Twitter’s helping France and Turkey clamp down on free speech without inconveniencing users in other countries.

That’s the thrust of the company’s announcement Thursday that it will accommodate “countries that have different ideas about the contours of freedom of expression” by selectively blocking tweets at their request. While Twitter could always delete tweets if it needed to, now it can and will censor them on a country-by-country basis to comply with national laws such as  the bans on pro-Nazi speech in Germany and France.

That’s the example Twitter offered, and it’s a pretty convenient one. Who’s going to side with the Nazis? But there are plenty of other, less-palatable laws Twitter is now in a position to enforce, like Thailand’s ban on anything deemed insulting to the king, or Turkey’s similar prohibition on defaming its national founder, Mustafa Kemal Ataturk. Speaking of Turkey, it outlaws any discussion of the Armenian genocide, while France just passed a bill making it a crime to deny the genocide happened. So now Twitter can, in theory, be asked to observe both laws.

As Jeff points out, this is hardly unprecedented. Google has been blocking search results in China, for instance. Companies that want into markets in regimes with no free speech protections often compromise.

Nor is it quite as problematic as some suggest. ”I’m a little puzzled by the kind of freak out that kind of appears to be happening. Companies have to abide by the law where they are,” said Cindy Cohn, the legal director the Electronic Frontier Foundation.

The real problem isn't so much in Twitter agreeing to abide by host nations' laws. The real problem is that many governments will be able to use their own technology and bad policy apparatus to stifle free speech with or without the cooperation of social media companies.

For tech enthusiasts and futurists the promise of Twitter, mobile phones, and the internet is all part of a grand new stage of human evolution; humanity unbinding itself from authoritarianism, casting off the chains of oppression and pushing one step closer toward freedom. Not everyone sees it this way.

“For the first time ever, it will become technologically and financially feasible for authoritarian governments to record nearly everything that is said or done within their borders--every phone conversation, electronic message, social media interaction, the movements of nearly every person and vehicle, and video from every street corner," writes John Villasenor of UCLA in a paper he conducted for the Brookings Institute.

That paper - Recording Everything: Digital Storage As An Enabler Of Authoritarian Governments - paints a less optimistic picture of the promise of a high-tech future.
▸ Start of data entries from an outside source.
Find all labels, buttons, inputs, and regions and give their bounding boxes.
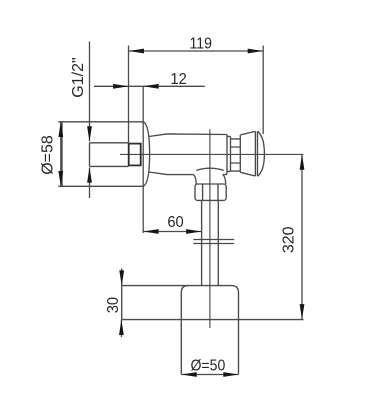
G1/2 leader line upper — [89, 42, 91, 142]
arrow 12 left (points right) — [113, 84, 128, 89]
push button cone — [240, 131, 255, 176]
body end ring band — [227, 135, 231, 175]
arrow 320 top — [300, 155, 305, 170]
threaded collar block — [231, 139, 241, 171]
hex nut facet lines — [203, 184, 218, 200]
dimension 12 line with tails — [94, 85, 205, 87]
dimension 60 line — [143, 231, 201, 233]
arrow 320 bottom — [300, 304, 305, 319]
svg-text:G1/2": G1/2" — [70, 57, 87, 97]
svg-text:Ø=58: Ø=58 — [39, 135, 56, 175]
arrow Ø50 right — [223, 372, 238, 377]
arrow 60 left — [143, 229, 158, 234]
cover bottom line with extension to 320 dim — [122, 319, 304, 321]
bottom cover box — [122, 286, 232, 320]
pipe break coupling lines — [193, 240, 234, 244]
push button cap ring lines — [255, 131, 257, 176]
push button dome edge — [258, 131, 265, 176]
arrow 30 top (points down) — [119, 270, 124, 285]
arrow 30 bottom (points up) — [119, 320, 124, 335]
dimension 119 line — [129, 50, 263, 52]
arrow Ø50 left — [181, 372, 196, 377]
arrow 119 right — [248, 49, 263, 54]
svg-text:119: 119 — [189, 34, 211, 52]
outlet boss left curve — [194, 175, 197, 184]
outlet pipe — [202, 200, 219, 285]
dimension Ø58 line — [60, 122, 62, 187]
outlet boss right curve — [223, 175, 226, 185]
wall flange rounded front face — [143, 122, 149, 187]
horizontal axis centerline — [120, 153, 304, 155]
dimension 30 upper line — [121, 269, 123, 286]
cover bell right side — [232, 286, 239, 375]
cover bell left side — [181, 286, 188, 375]
valve body top contour — [149, 134, 227, 137]
inlet pipe G1/2 — [90, 143, 129, 167]
thread square — [129, 144, 141, 166]
svg-text:60: 60 — [167, 213, 183, 231]
valve body bottom contour — [149, 172, 194, 175]
arrow G1/2 lower (points up) — [87, 167, 92, 182]
arrow 12 right (points left) — [143, 84, 158, 89]
vertical centerline of outlet — [209, 129, 211, 328]
arrow Ø58 top — [58, 122, 63, 137]
dimension 320 line — [301, 155, 303, 320]
extension line left of 119 / 12 — [128, 46, 130, 144]
svg-text:30: 30 — [104, 297, 122, 313]
arrow Ø58 bottom — [58, 171, 63, 186]
svg-text:Ø=50: Ø=50 — [190, 356, 225, 374]
arrow 119 left — [129, 49, 144, 54]
G1/2 leader line lower — [89, 168, 91, 199]
hex nut — [195, 184, 226, 200]
svg-text:320: 320 — [280, 226, 297, 253]
extension line right of 119 — [262, 46, 264, 135]
dimension Ø50 line — [181, 374, 238, 376]
outlet boss dome arc — [196, 168, 223, 170]
svg-text:12: 12 — [170, 70, 186, 88]
arrow 60 right — [186, 229, 201, 234]
wall flange box — [58, 122, 143, 187]
wall face extension line — [142, 86, 144, 233]
arrow G1/2 upper (points down) — [87, 126, 92, 141]
valve body bottom right segment — [223, 174, 227, 176]
dimension 30 lower line — [120, 320, 122, 337]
"Pervasive monitoring will provide what amounts to a time machine allowing authoritarian governments to perform retrospective surveillance," Villasenor writes. "For example, if an anti-regime demonstrator previously unknown to security services is arrested, it will be possible to go back in time to scrutinize the demonstrator’s phone conversations, automobile travels, and the people he or she met in the months and even years leading up to the arrest."

In other words, the same technology that makes it cheap and relatively easy for protesters to organize protests, video tape abuse, and communicate rapidly to the outside world also makes it cheaper and more easy for the state to crack down. Technology is a double-edged sword like any other powerful tool.
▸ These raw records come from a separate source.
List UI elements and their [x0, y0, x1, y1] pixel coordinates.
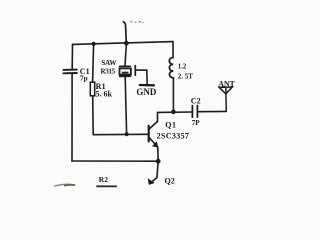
svg-text:R315: R315 [101, 67, 116, 75]
svg-text:C2: C2 [191, 96, 201, 105]
wire SAW case to ground [136, 70, 147, 84]
node rail-SAW junction [124, 41, 129, 46]
svg-text:ANT: ANT [218, 79, 235, 88]
antenna ANT [219, 87, 232, 111]
resistor R1 [90, 82, 94, 96]
transistor Q2 emitter stub [148, 161, 158, 184]
node collector-inductor-C2 junction [171, 110, 176, 115]
svg-text:7P: 7P [192, 119, 201, 127]
capacitor C2 [192, 106, 197, 118]
svg-text:5. 6k: 5. 6k [96, 90, 113, 99]
svg-text:Q2: Q2 [165, 176, 175, 185]
svg-text:7p: 7p [80, 74, 88, 83]
inductor L1 1.2uH 2.5T [169, 58, 173, 78]
wire R1 branch lower [92, 96, 95, 135]
svg-text:1.2: 1.2 [178, 63, 187, 70]
SAW resonator R315 [120, 66, 136, 77]
svg-text:SAW: SAW [101, 59, 116, 67]
transistor Q1 2SC3357 [149, 122, 158, 148]
label R2 underline [96, 185, 117, 187]
wire inductor branch upper [172, 42, 174, 58]
wire C1 branch lower [71, 74, 73, 161]
wire V+ lead with hook [123, 22, 126, 44]
wire collector to C2 [158, 112, 193, 121]
faint bottom-left smudge [54, 184, 75, 186]
node rail-R1 junction [92, 42, 96, 46]
svg-text:2. 5T: 2. 5T [178, 72, 194, 80]
wire bottom feedback run [72, 160, 158, 162]
node emitter-feedback junction [156, 159, 161, 164]
wire base run [93, 133, 148, 135]
svg-text:GND: GND [136, 87, 157, 97]
wire R1 branch upper [93, 44, 94, 82]
ground GND [140, 84, 154, 87]
wire top supply rail [73, 42, 174, 45]
svg-text:2SC3357: 2SC3357 [157, 131, 190, 140]
wire inductor branch lower [172, 78, 174, 112]
capacitor C1 [63, 70, 76, 74]
svg-text:Q1: Q1 [165, 121, 176, 130]
node base-SAW junction [125, 132, 129, 136]
wire SAW branch upper [125, 43, 126, 66]
wire C2 to antenna [198, 110, 226, 112]
faint V+ annotation [130, 21, 143, 23]
wire C1 branch upper [71, 44, 73, 69]
svg-text:R2: R2 [99, 175, 108, 184]
wire Q1 emitter lead [157, 147, 160, 161]
wire SAW branch lower [125, 77, 126, 134]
With companies such as Twitter effectively doing the heavy lifting on behalf of governments, and threats to freedom of speech worming their way into various free trade agreements, Villasenor's predictions may be closer to reality than many of us would like to believe.
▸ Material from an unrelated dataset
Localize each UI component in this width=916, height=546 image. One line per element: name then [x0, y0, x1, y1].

“I think Twitter is telling us some unfortunate truths,” Cohn said. “Rather than shoot the messenger, we need to put focus on to make sure we have really robust anti-censorship technologies people can use.”

Meanwhile American and Canadian software security firms have helped equip some of the world's most dangerous regimes with internet filtering software, helping governments in Iran and elsewhere stymie free speech. Technology is a wonderful tool when in the proper hands, but it's just as dangerous as it is useful when in the hands of autocrats and thugs. This simply underscores the importance of preserving our own liberties and freedom of speech here at home.